真っ黒なスキッパーキは真っ白な雪の上で楽しげに散歩をする。
スキッパーキは普段と変わらず散歩を楽しんでいるのだが、雪が降ると今まで見えていたところが雪に覆われてしまうので、道の両側に生い茂るようにあった木々の葉はなく空が広く見え、草花も無くなったた代わりに雪が積もっているので、境界が曖昧になり、まるで騙し絵のように幻想的で広い場所に居るように思える。
雪の散歩はとても楽しい。
年に数えるほどしか経験できないから余計に楽しい。
だから大切で楽しい時間となり、素敵なサプライズプレゼントだと思っている。
雪の舞い降りる季節は、いろいろな意味で期待してしまうので、お出かけはとてもテンションが上がる。
サムにとって雪の上で遊ぶのに丁度よい雪の積もり加減も分かってきてた。
分かってきたけれど、そうそう都合よく雪が降り積もるわけではないし、寒さに格段と強いわけでもないし、もうスキッパーキは子供でもない。
サムを含め生きていくという事は経験したことを覚えていて成長している。
体力の続く限り楽しそうに遊ぶスキッパーキサムだと思っていた頃とは違い、今では雪の上で遊ぶ楽しさよりも足が冷えたから少しでも冷たくない所に避難するという行動をとるようになったのもその一つ。
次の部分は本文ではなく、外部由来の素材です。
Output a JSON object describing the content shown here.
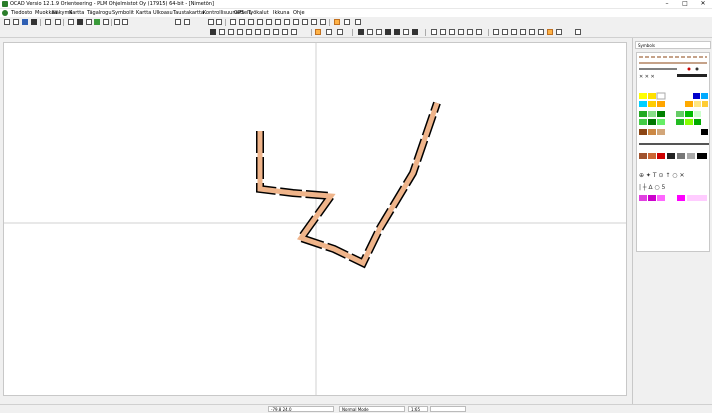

当たり前なのだが、雪は冷たい。しかも足元からジワジワと冷えていく。楽しく遊んでいる時はハイテンションで忘れるけれど、一遊びした後はテンションも落ち着き、状況を認識出来る。
靴を履いていても冷えるのだから、裸族素足のスキッパーキサムはその冷たさをダイレクトに感じとり冷えるのだろうという事は分かるのだが、それでも楽しそうに雪の上で遊サムだから、少しでも長く楽しい時間をと思って引き際を見誤ってしまう。
雪降る季節でこのように楽しく遊べる幸せ。
お互い遊べるうちは遊びたい。これからも沢山一緒に遊びたい。サムを見失うことのない白い雪の上で。